No leste do Congo, por exemplo, ainda há também um “grande desafio por causa do acesso e da insegurança”, explica Yao.

“Na República Democrática do Congo, além de conflitos, ainda temos, em algumas áreas, o ebola acontecendo”, lembra Michel Yao. Três dias antes de a OMS declarar a epidemia oficialmente terminada no país, no mês passado, um novo caso foi detectado. A organização ainda tem equipes para o combate à doença lá.

No Níger, um surto de pólio foi identificado no final de abril, e a malária também é endêmica em algumas regiões do continente. Segundo a OMS, mais pessoas morreram por causa da doença do que pelo ebola durante o surto de 2014 a 2016.

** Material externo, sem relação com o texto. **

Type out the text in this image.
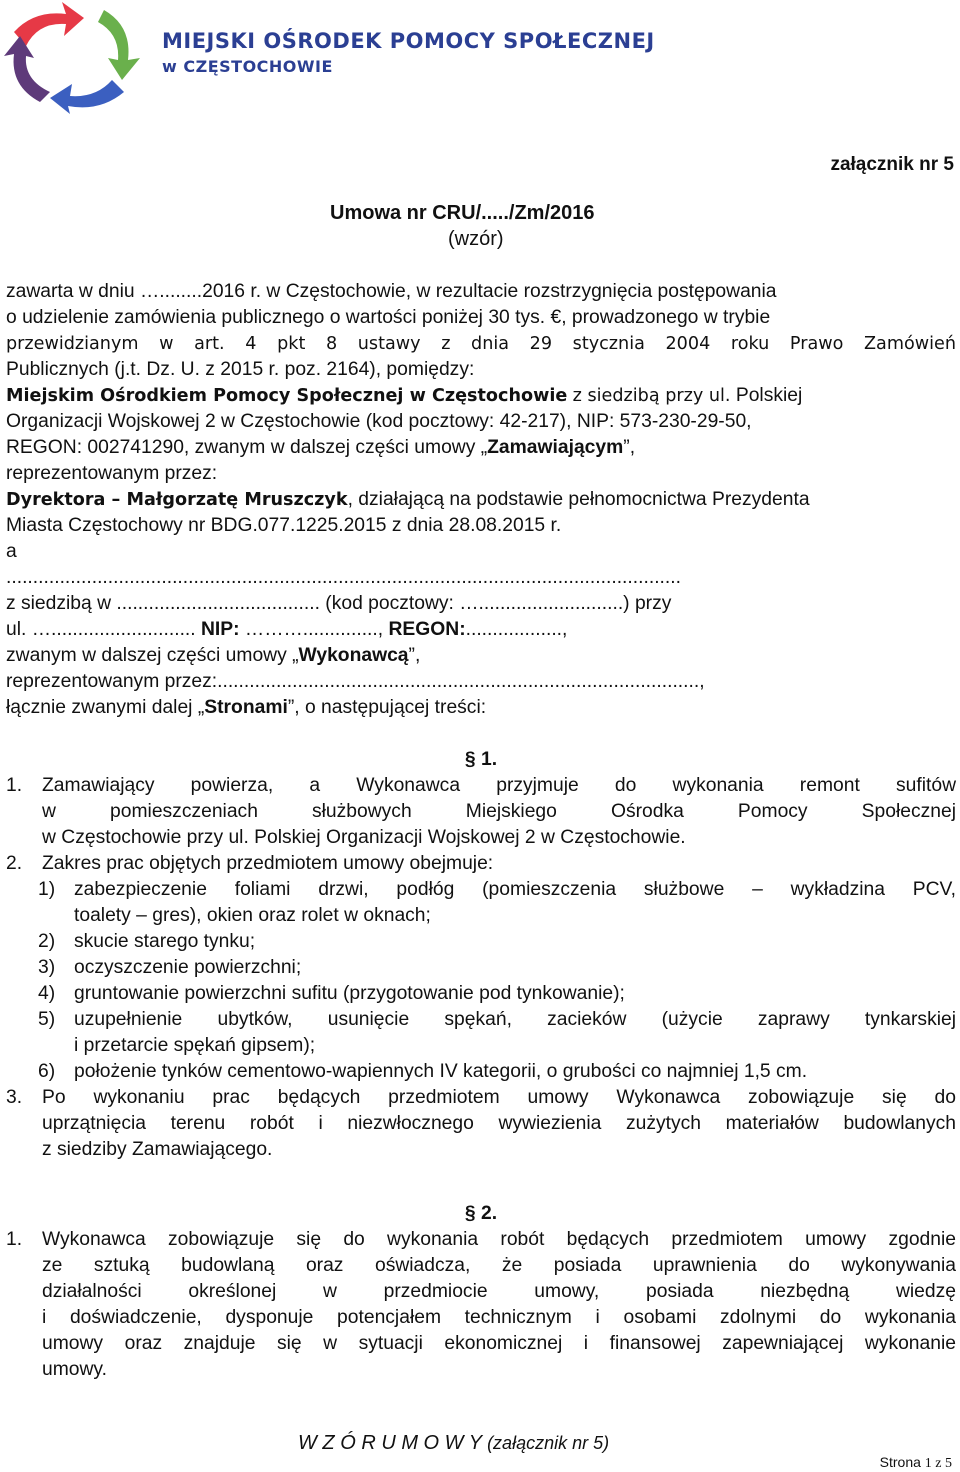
MIEJSKI OŚRODEK POMOCY SPOŁECZNEJ
w CZĘSTOCHOWIE
załącznik nr 5
Umowa nr CRU/...../Zm/2016
(wzór)
zawarta w dniu …........2016 r. w Częstochowie, w rezultacie rozstrzygnięcia postępowania
o udzielenie zamówienia publicznego o wartości poniżej 30 tys. €, prowadzonego w trybie
przewidzianym w art. 4 pkt 8 ustawy z dnia 29 stycznia 2004 roku Prawo Zamówień
Publicznych (j.t. Dz. U. z 2015 r. poz. 2164), pomiędzy:
Miejskim Ośrodkiem Pomocy Społecznej w Częstochowie z siedzibą przy ul. Polskiej
Organizacji Wojskowej 2 w Częstochowie (kod pocztowy: 42-217), NIP: 573-230-29-50,
REGON: 002741290, zwanym w dalszej części umowy „Zamawiającym”,
reprezentowanym przez:
Dyrektora – Małgorzatę Mruszczyk, działającą na podstawie pełnomocnictwa Prezydenta
Miasta Częstochowy nr BDG.077.1225.2015 z dnia 28.08.2015 r.
a
..............................................................................................................................
z siedzibą w ...................................... (kod pocztowy: …...........................) przy
ul. …........................... NIP: ……….............., REGON:..................,
zwanym w dalszej części umowy „Wykonawcą”,
reprezentowanym przez:..........................................................................................,
łącznie zwanymi dalej „Stronami”, o następującej treści:
§ 1.
1. Zamawiający powierza, a Wykonawca przyjmuje do wykonania remont sufitów
w pomieszczeniach służbowych Miejskiego Ośrodka Pomocy Społecznej
w Częstochowie przy ul. Polskiej Organizacji Wojskowej 2 w Częstochowie.
2. Zakres prac objętych przedmiotem umowy obejmuje:
1) zabezpieczenie foliami drzwi, podłóg (pomieszczenia służbowe – wykładzina PCV,
toalety – gres), okien oraz rolet w oknach;
2) skucie starego tynku;
3) oczyszczenie powierzchni;
4) gruntowanie powierzchni sufitu (przygotowanie pod tynkowanie);
5) uzupełnienie ubytków, usunięcie spękań, zacieków (użycie zaprawy tynkarskiej
i przetarcie spękań gipsem);
6) położenie tynków cementowo-wapiennych IV kategorii, o grubości co najmniej 1,5 cm.
3. Po wykonaniu prac będących przedmiotem umowy Wykonawca zobowiązuje się do
uprzątnięcia terenu robót i niezwłocznego wywiezienia zużytych materiałów budowlanych
z siedziby Zamawiającego.
§ 2.
1. Wykonawca zobowiązuje się do wykonania robót będących przedmiotem umowy zgodnie
ze sztuką budowlaną oraz oświadcza, że posiada uprawnienia do wykonywania
działalności określonej w przedmiocie umowy, posiada niezbędną wiedzę
i doświadczenie, dysponuje potencjałem technicznym i osobami zdolnymi do wykonania
umowy oraz znajduje się w sytuacji ekonomicznej i finansowej zapewniającej wykonanie
umowy.
W Z Ó R U M O W Y (załącznik nr 5)
Strona 1 z 5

Por isso, a OMS está aconselhando os países a não pararem com as campanhas de vacinação durante a pandemia. “O surto de Covid pode durar mais tempo – na África, não podemos nos dar ao luxo de parar os serviços, senão, podemos ter mais mortes por essa doença [malária] do que a Covid em si”, afirma. “Não podemos perder o que ganhamos até agora na África”.

Yao acredita que o avanço, ainda lento, da pandemia no continente se deve às medidas de contenção que foram adotadas na maior parte da África, como o confinamento, o fechamento de escolas e de lugares públicos.

No mês passado, o diretor de emergências da OMS, Michael Ryan, elogiou iniciativas na África do Sul para conter o vírus. “É interessante como a África do Sul está colocando a doença sob controle”, disse. “E como países africanos estão, em geral, mostrando o caminho. A estratégia na África do Sul foi baseada em preparação, prevenção primária, confinamento e vigilância intensa”, afirmou.

Segundo Ryan, 67 laboratórios móveis foram colocados ao redor do país e 28 mil agentes de saúde comunitária foram treinados para detectar casos. 1,2 milhão de testes foram feitos, com 2,7% de casos positivos. “O que é incrível – essa quantidade de testes para esse retorno”, disse Ryan.

Ryan também elogiou a atuação do governo da República Democrática do Congo no combate ao ebola. “Eu acho que, em geral, precisamos aproveitar as capacidades que existem na África, a inovação, a ciência. Precisamos conectar os cientistas, os laboratórios, os clínicos ao redor da África”, disse.